De artikelen 25 tot en met 29, 32 en artikel 98, tweede tot en met vierde lid, van de Mijnbouwwet, alsmede op artikel 1.3.4 van de Mijnbouwregeling (Stcrt. 2002, 245);

Besluit:

Artikel 1

Aan Akzo Nobel B.V., gevestigd te Amersfoort wordt vergunning verleend voor het opslaan van aardgas en andere stoffen, die direct verband houden met het aardgas dat wordt opgeslagen dan wel noodzakelijk zijn voor het opslaan van aardgas, in zoutvoorkomens.

Artikel 2

De vergunning geldt voor het gebied dat wordt begrensd door de punten A, B,C en D en de rechte lijnen daartussen. De coördinaten van de genoemde punten zijn:

 

x-coördinaat

y-coördinaat

A

257 082,3

567 532,1

B

257 494,4

568 251,3

C

258 674,3

568 368,5

D

257 789,4

566 837,1

De coördinaten zijn weergegeven volgens het coördinatenstelsel van de Rijksdriehoekmeting.

Artikel 3

Het aardgas en de andere stoffen die zijn opgeslagen moeten voor het einde van de looptijd van de vergunning volgens de stand der techniek van dat moment worden teruggehaald.

Artikel 4

De vergunninghouder is aan de provincie een eenmalige afdracht verschuldigd voor het in gebruik nemen van terreinen voor de opslag, voor zover de terreinen niet reeds voor de winning van steenzout, anhydriet en kali zijn gebruikt. De artikelen 77 tot en met 80 van de Mijnbouwwet zijn van overeenkomstige toepassing.

Artikel 5

De vergunning wordt verleend voor een periode van 30 jaar vanaf de dag dat deze vergunning in werking treedt.

Artikel 6

De vergunning treedt in werking met ingang van de dag volgend op de dag dat de winningsvergunning Adolf van Nassau niet langer van kracht is voor het gebied omschreven in artikel 2 van de onderhavige vergunning.

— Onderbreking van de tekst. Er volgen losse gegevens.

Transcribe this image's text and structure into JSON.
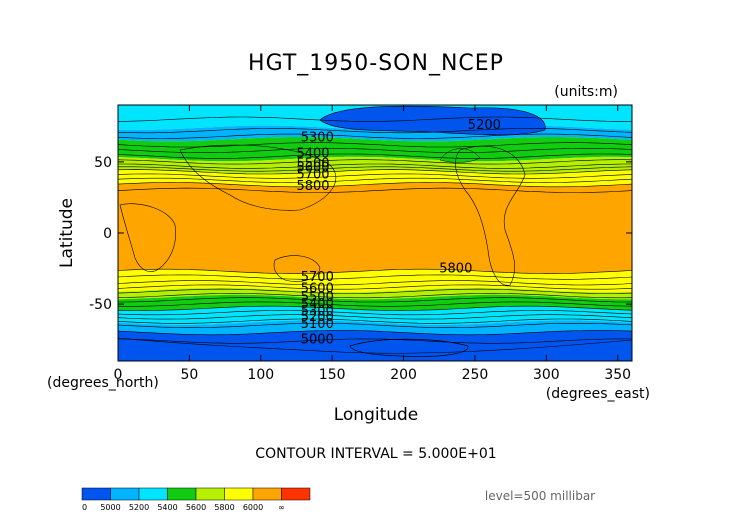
{
  "chart_data": {
    "type": "contour-map",
    "title": "HGT_1950-SON_NCEP",
    "units": "(units:m)",
    "xlabel": "Longitude",
    "ylabel": "Latitude",
    "x_unit_label": "(degrees_east)",
    "y_unit_label": "(degrees_north)",
    "xlim": [
      0,
      360
    ],
    "ylim": [
      -90,
      90
    ],
    "x_ticks": [
      0,
      50,
      100,
      150,
      200,
      250,
      300,
      350
    ],
    "y_ticks": [
      -50,
      0,
      50
    ],
    "contour_interval_text": "CONTOUR INTERVAL = 5.000E+01",
    "level_text": "level=500 millibar",
    "bands": [
      {
        "lat_top": 90,
        "lat_bottom": 74,
        "color": "#00e5ff"
      },
      {
        "lat_top": 74,
        "lat_bottom": 66,
        "color": "#00b4ff"
      },
      {
        "lat_top": 66,
        "lat_bottom": 52,
        "color": "#11cc11"
      },
      {
        "lat_top": 52,
        "lat_bottom": 43,
        "color": "#b4f000"
      },
      {
        "lat_top": 43,
        "lat_bottom": 34,
        "color": "#ffff00"
      },
      {
        "lat_top": 34,
        "lat_bottom": -27,
        "color": "#ffa500"
      },
      {
        "lat_top": -27,
        "lat_bottom": -40,
        "color": "#ffff00"
      },
      {
        "lat_top": -40,
        "lat_bottom": -45,
        "color": "#b4f000"
      },
      {
        "lat_top": -45,
        "lat_bottom": -53,
        "color": "#11cc11"
      },
      {
        "lat_top": -53,
        "lat_bottom": -63,
        "color": "#00e5ff"
      },
      {
        "lat_top": -63,
        "lat_bottom": -70,
        "color": "#00b4ff"
      },
      {
        "lat_top": -70,
        "lat_bottom": -90,
        "color": "#0055ee"
      }
    ],
    "contour_labels": [
      {
        "text": "5200",
        "lon": 245,
        "lat": 76
      },
      {
        "text": "5300",
        "lon": 128,
        "lat": 67
      },
      {
        "text": "5400",
        "lon": 125,
        "lat": 56
      },
      {
        "text": "5500",
        "lon": 125,
        "lat": 49
      },
      {
        "text": "5600",
        "lon": 125,
        "lat": 46
      },
      {
        "text": "5700",
        "lon": 125,
        "lat": 41
      },
      {
        "text": "5800",
        "lon": 125,
        "lat": 33
      },
      {
        "text": "5800",
        "lon": 225,
        "lat": -25
      },
      {
        "text": "5700",
        "lon": 128,
        "lat": -31
      },
      {
        "text": "5600",
        "lon": 128,
        "lat": -39
      },
      {
        "text": "5500",
        "lon": 128,
        "lat": -45
      },
      {
        "text": "5400",
        "lon": 128,
        "lat": -50
      },
      {
        "text": "5300",
        "lon": 128,
        "lat": -55
      },
      {
        "text": "5200",
        "lon": 128,
        "lat": -59
      },
      {
        "text": "5100",
        "lon": 128,
        "lat": -64
      },
      {
        "text": "5000",
        "lon": 128,
        "lat": -75
      }
    ],
    "colorbar": {
      "ticks": [
        "0",
        "5000",
        "5200",
        "5400",
        "5600",
        "5800",
        "6000",
        "∞"
      ],
      "colors": [
        "#0055ee",
        "#00b4ff",
        "#00e5ff",
        "#11cc11",
        "#b4f000",
        "#ffff00",
        "#ffa500",
        "#ff3300"
      ]
    }
  }
}
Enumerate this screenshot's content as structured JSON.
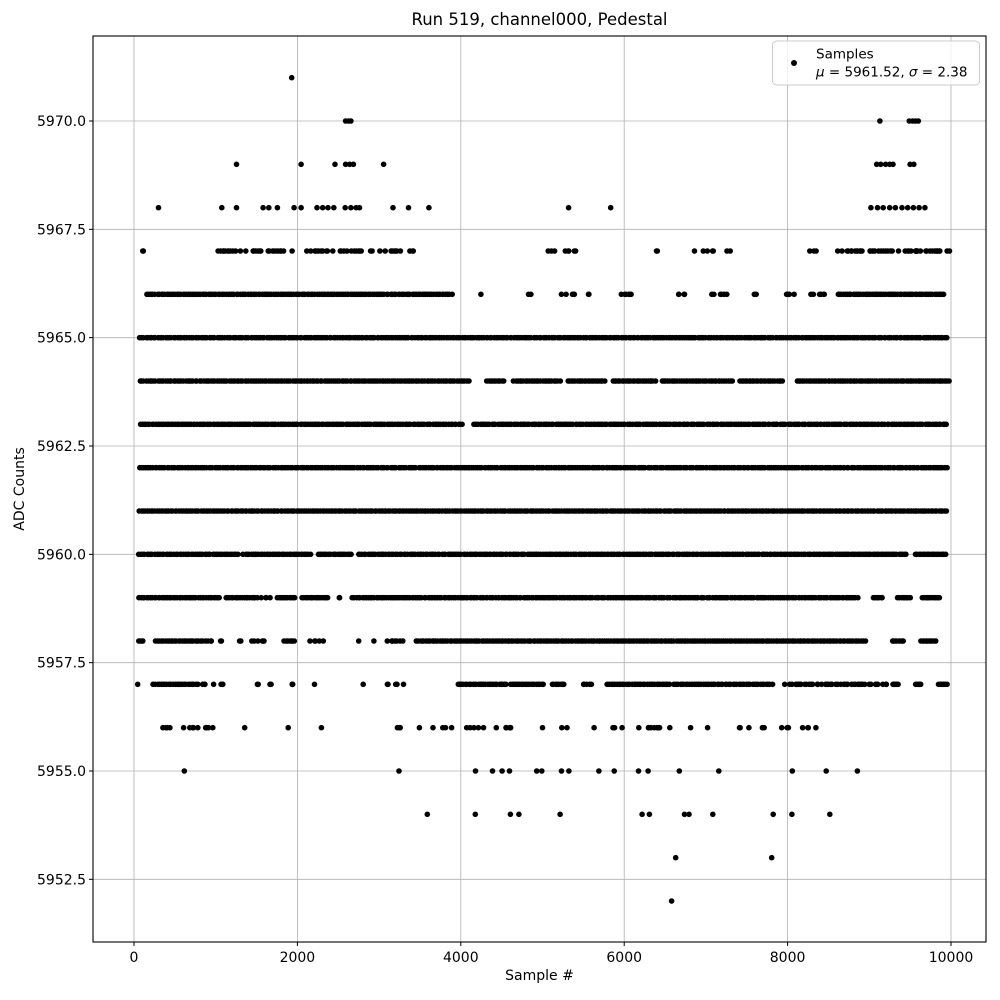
{
  "figure": {
    "background": "#ffffff"
  },
  "chart_data": {
    "type": "scatter",
    "title": "Run 519, channel000, Pedestal",
    "xlabel": "Sample #",
    "ylabel": "ADC Counts",
    "xlim": [
      -500,
      10430
    ],
    "ylim": [
      5951.0,
      5972.0
    ],
    "grid": true,
    "xticks": [
      0,
      2000,
      4000,
      6000,
      8000,
      10000
    ],
    "xtick_labels": [
      "0",
      "2000",
      "4000",
      "6000",
      "8000",
      "10000"
    ],
    "yticks": [
      5952.5,
      5955.0,
      5957.5,
      5960.0,
      5962.5,
      5965.0,
      5967.5,
      5970.0
    ],
    "ytick_labels": [
      "5952.5",
      "5955.0",
      "5957.5",
      "5960.0",
      "5962.5",
      "5965.0",
      "5967.5",
      "5970.0"
    ],
    "legend": {
      "location": "upper right",
      "label": "Samples",
      "stats": "μ = 5961.52, σ = 2.38"
    },
    "stats": {
      "mean": 5961.52,
      "sigma": 2.38
    },
    "colors": {
      "marker": "#000000",
      "grid": "#b0b0b0",
      "spine": "#000000",
      "legend_border": "#cccccc",
      "background": "#ffffff"
    },
    "levels": [
      {
        "adc": 5971,
        "points": [
          1930
        ]
      },
      {
        "adc": 5970,
        "points": [
          2590,
          2625,
          2655,
          9130,
          9490,
          9530,
          9565,
          9600
        ]
      },
      {
        "adc": 5969,
        "points": [
          1255,
          2045,
          2460,
          2590,
          2640,
          2685,
          3055,
          9090,
          9140,
          9200,
          9250,
          9290,
          9500,
          9545
        ]
      },
      {
        "adc": 5968,
        "points": [
          300,
          1075,
          1255,
          1580,
          1650,
          1755,
          1960,
          2045,
          2240,
          2310,
          2375,
          2445,
          2585,
          2655,
          2720,
          2760,
          3170,
          3360,
          3610,
          5320,
          5835,
          9020,
          9100,
          9170,
          9250,
          9320,
          9400,
          9470,
          9540,
          9610,
          9680
        ]
      },
      {
        "adc": 5967,
        "segments": [
          [
            90,
            130,
            2
          ],
          [
            1020,
            3560,
            62
          ],
          [
            5040,
            5430,
            8
          ],
          [
            6380,
            6410,
            2
          ],
          [
            6800,
            7300,
            7
          ],
          [
            8210,
            8400,
            3
          ],
          [
            8600,
            9990,
            48
          ]
        ]
      },
      {
        "adc": 5966,
        "segments": [
          [
            150,
            3900,
            170
          ],
          [
            4230,
            4260,
            1
          ],
          [
            4820,
            4860,
            2
          ],
          [
            5170,
            5400,
            5
          ],
          [
            5540,
            5580,
            2
          ],
          [
            5890,
            6130,
            6
          ],
          [
            6580,
            6740,
            4
          ],
          [
            6970,
            7300,
            6
          ],
          [
            7580,
            7620,
            2
          ],
          [
            7930,
            8100,
            4
          ],
          [
            8250,
            8480,
            6
          ],
          [
            8600,
            9930,
            82
          ]
        ]
      },
      {
        "adc": 5965,
        "segments": [
          [
            60,
            4150,
            300
          ],
          [
            4150,
            8300,
            185
          ],
          [
            8300,
            9960,
            105
          ]
        ]
      },
      {
        "adc": 5964,
        "segments": [
          [
            60,
            4110,
            520
          ],
          [
            4310,
            4530,
            18
          ],
          [
            4640,
            5220,
            50
          ],
          [
            5300,
            5770,
            40
          ],
          [
            5850,
            6390,
            45
          ],
          [
            6450,
            7330,
            60
          ],
          [
            7400,
            7950,
            45
          ],
          [
            8100,
            9990,
            192
          ]
        ]
      },
      {
        "adc": 5963,
        "segments": [
          [
            60,
            4030,
            620
          ],
          [
            4150,
            9960,
            770
          ]
        ]
      },
      {
        "adc": 5962,
        "segments": [
          [
            50,
            9960,
            1630
          ]
        ]
      },
      {
        "adc": 5961,
        "segments": [
          [
            50,
            9960,
            1625
          ]
        ]
      },
      {
        "adc": 5960,
        "segments": [
          [
            50,
            1280,
            185
          ],
          [
            1330,
            2170,
            125
          ],
          [
            2240,
            2670,
            65
          ],
          [
            2730,
            9470,
            920
          ],
          [
            9550,
            9950,
            65
          ]
        ]
      },
      {
        "adc": 5959,
        "segments": [
          [
            50,
            1055,
            170
          ],
          [
            1110,
            1450,
            16
          ],
          [
            1450,
            1670,
            7
          ],
          [
            1740,
            1980,
            11
          ],
          [
            2050,
            2380,
            15
          ],
          [
            2500,
            2540,
            2
          ],
          [
            2660,
            8870,
            660
          ],
          [
            9040,
            9170,
            16
          ],
          [
            9340,
            9510,
            20
          ],
          [
            9640,
            9870,
            26
          ]
        ]
      },
      {
        "adc": 5958,
        "segments": [
          [
            50,
            115,
            10
          ],
          [
            260,
            850,
            60
          ],
          [
            870,
            975,
            4
          ],
          [
            1060,
            1085,
            2
          ],
          [
            1290,
            1310,
            2
          ],
          [
            1440,
            1610,
            6
          ],
          [
            1830,
            1975,
            8
          ],
          [
            2150,
            2360,
            5
          ],
          [
            2740,
            2760,
            1
          ],
          [
            2920,
            2940,
            1
          ],
          [
            3090,
            3300,
            8
          ],
          [
            3440,
            8960,
            400
          ],
          [
            9270,
            9430,
            16
          ],
          [
            9620,
            9820,
            18
          ]
        ]
      },
      {
        "adc": 5957,
        "segments": [
          [
            40,
            60,
            1
          ],
          [
            230,
            790,
            40
          ],
          [
            800,
            875,
            3
          ],
          [
            950,
            1120,
            4
          ],
          [
            1500,
            1570,
            2
          ],
          [
            1620,
            1710,
            2
          ],
          [
            1830,
            1950,
            3
          ],
          [
            2190,
            2210,
            1
          ],
          [
            2800,
            2820,
            1
          ],
          [
            3090,
            3300,
            5
          ],
          [
            3950,
            4570,
            32
          ],
          [
            4600,
            5020,
            24
          ],
          [
            5110,
            5270,
            8
          ],
          [
            5480,
            5610,
            6
          ],
          [
            5780,
            6570,
            48
          ],
          [
            6600,
            7820,
            58
          ],
          [
            7890,
            9230,
            52
          ],
          [
            9280,
            9360,
            6
          ],
          [
            9560,
            9640,
            5
          ],
          [
            9840,
            9960,
            8
          ]
        ]
      },
      {
        "adc": 5956,
        "segments": [
          [
            340,
            1030,
            14
          ],
          [
            1340,
            1365,
            1
          ],
          [
            1860,
            1890,
            1
          ],
          [
            2280,
            2305,
            1
          ],
          [
            3220,
            3310,
            3
          ],
          [
            3490,
            3515,
            1
          ],
          [
            3630,
            3660,
            1
          ],
          [
            3770,
            3910,
            3
          ],
          [
            4050,
            4310,
            5
          ],
          [
            4390,
            4830,
            7
          ],
          [
            4990,
            5015,
            1
          ],
          [
            5230,
            5350,
            2
          ],
          [
            5610,
            5640,
            1
          ],
          [
            5760,
            5980,
            3
          ],
          [
            6170,
            6195,
            1
          ],
          [
            6280,
            6850,
            9
          ],
          [
            7010,
            7035,
            1
          ],
          [
            7360,
            7550,
            3
          ],
          [
            7680,
            7800,
            2
          ],
          [
            7850,
            8360,
            7
          ]
        ]
      },
      {
        "adc": 5955,
        "points": [
          616,
          3243,
          4180,
          4388,
          4506,
          4596,
          4929,
          4991,
          5233,
          5323,
          5690,
          5877,
          6175,
          6293,
          6674,
          7158,
          8058,
          8473,
          8854
        ]
      },
      {
        "adc": 5954,
        "points": [
          3590,
          4178,
          4607,
          4711,
          5216,
          6219,
          6309,
          6738,
          6793,
          7084,
          7824,
          8053,
          8516
        ]
      },
      {
        "adc": 5953,
        "points": [
          6630,
          7805
        ]
      },
      {
        "adc": 5952,
        "points": [
          6580
        ]
      }
    ]
  }
}
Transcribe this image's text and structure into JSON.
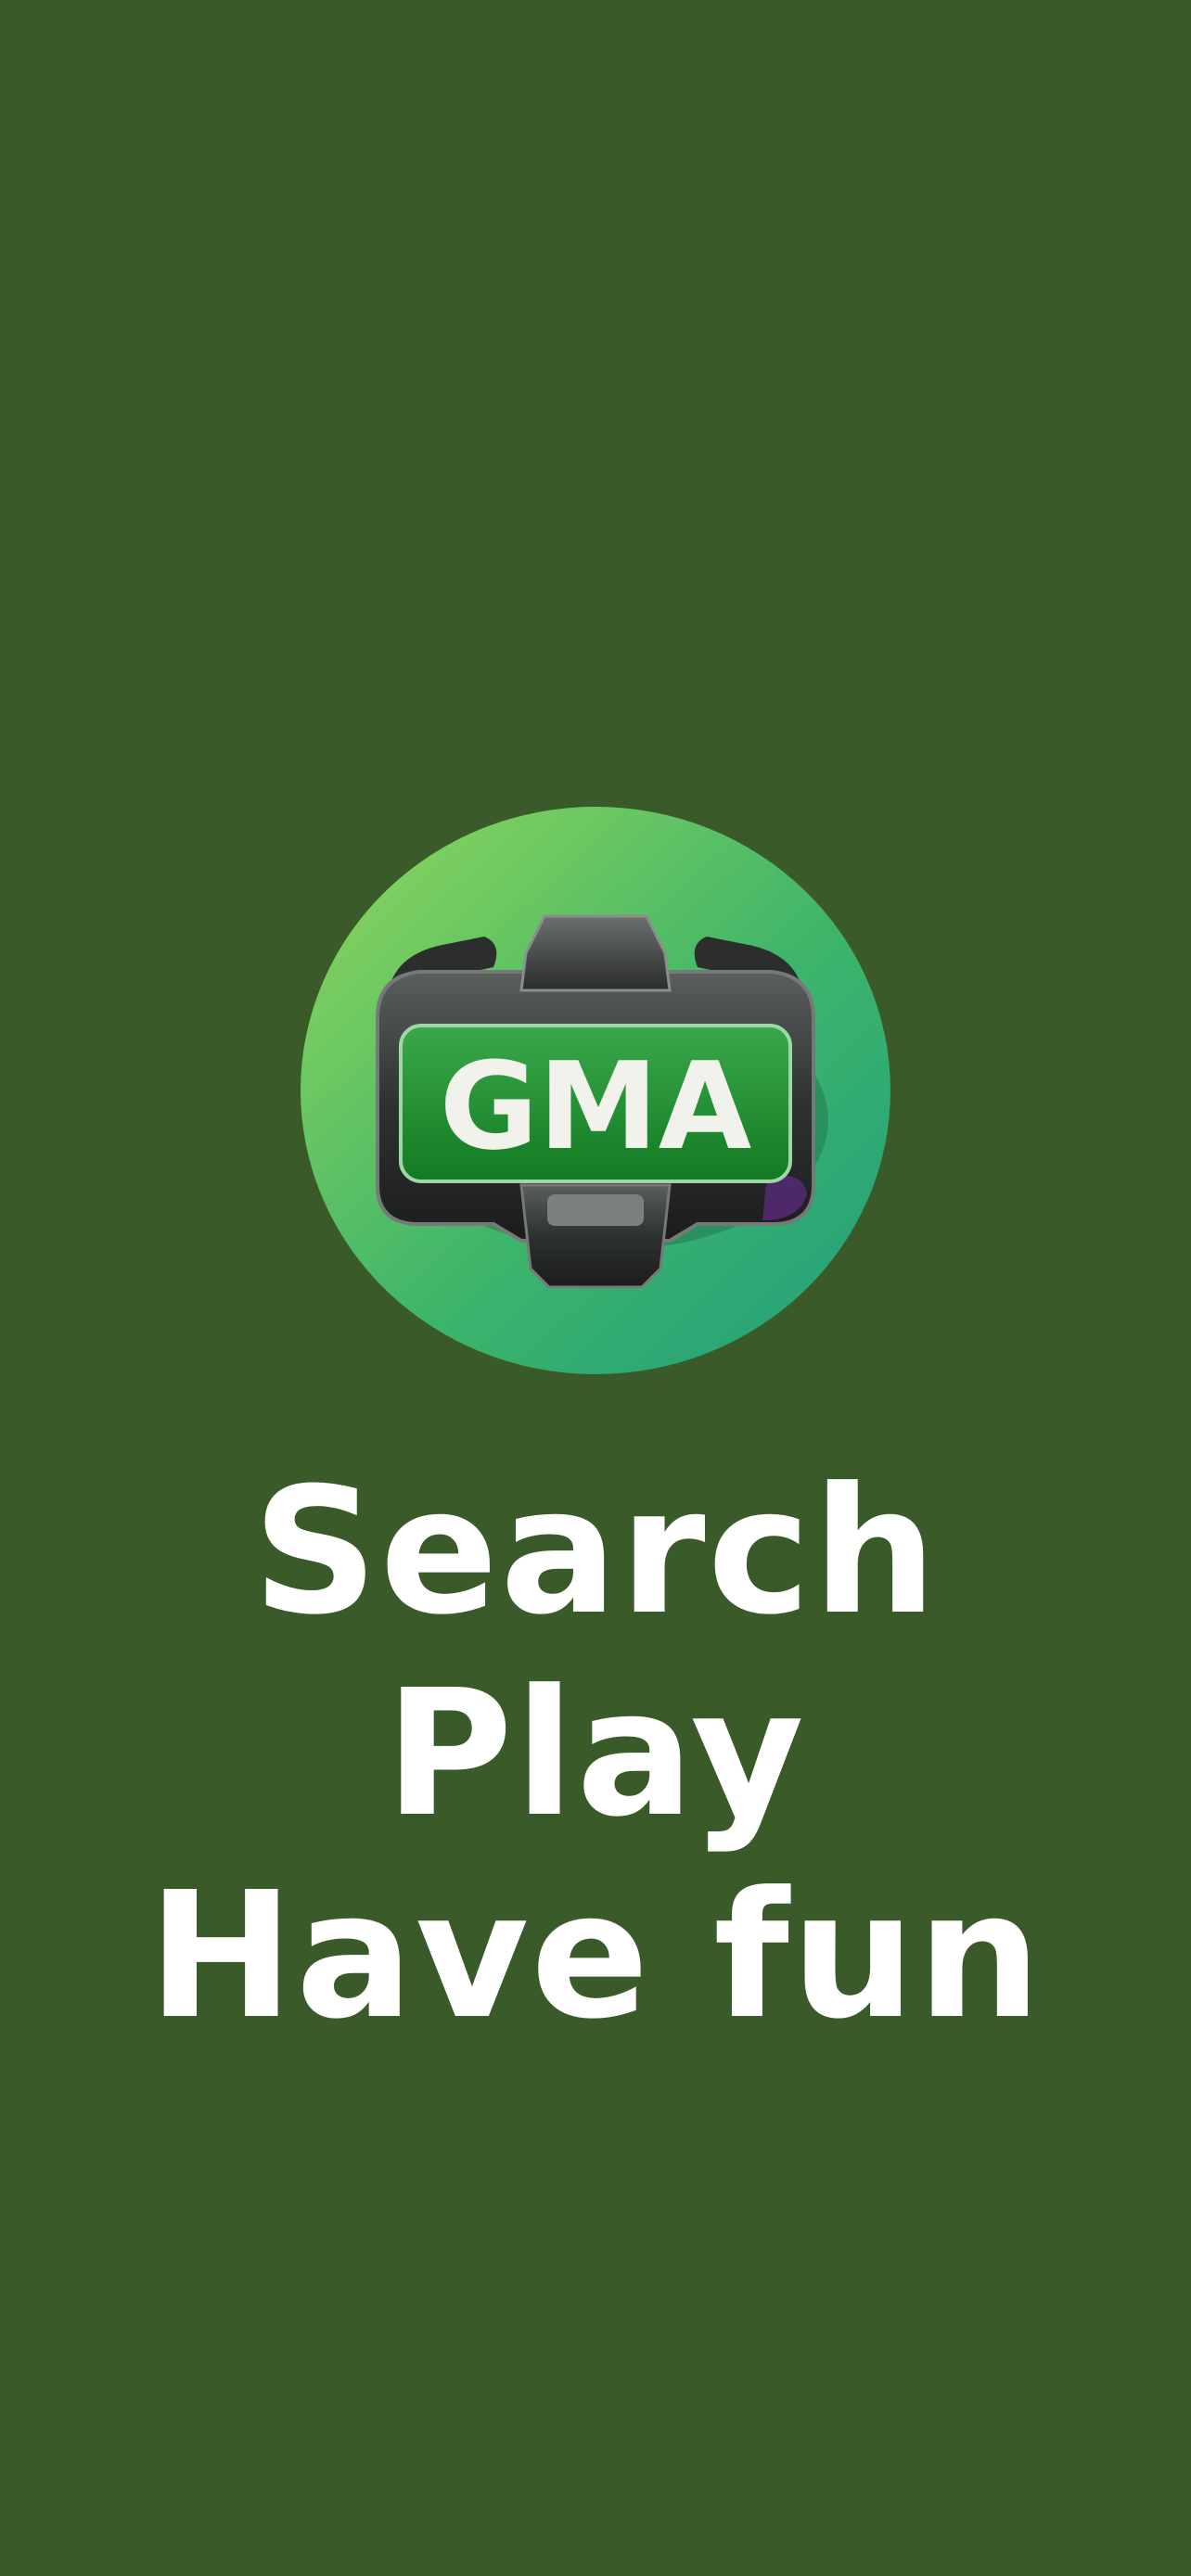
{
  "screen": {
    "background_color": "#3a5a2a"
  },
  "logo": {
    "icon": "gamepad-logo-icon",
    "text": "GMA",
    "circle_colors": [
      "#8fd35a",
      "#2aa874"
    ],
    "badge_color": "#1f8a2e"
  },
  "tagline": {
    "lines": [
      "Search",
      "Play",
      "Have fun"
    ],
    "color": "#ffffff"
  }
}
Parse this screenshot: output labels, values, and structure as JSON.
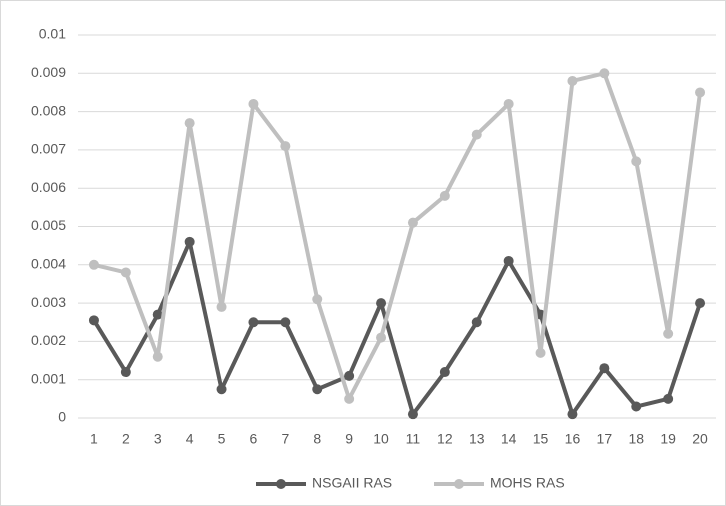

Deze beschikking wordt bekendgemaakt door toezending aan de aanvrager. Van deze beschikking wordt mededeling gedaan in de Staatscourant.

De Minister van Economische Zaken,namens deze:
J.C. De Groot,
directeur Energiemarkt.

Tegen dit besluit kan degene wiens belang rechtstreeks bij dit besluit is betrokken binnen 6 weken na de dag van verzending van dit besluit een gemotiveerd bezwaarschrift indienen bij de Minister van Economische Zaken, Directie Wetgeving en Juridische Zaken (ALP: L/1410), Postbus 20101, 2500 EC ’s-Gravenhage. Dit besluit is verzonden op de in de aanhef vermelde datum.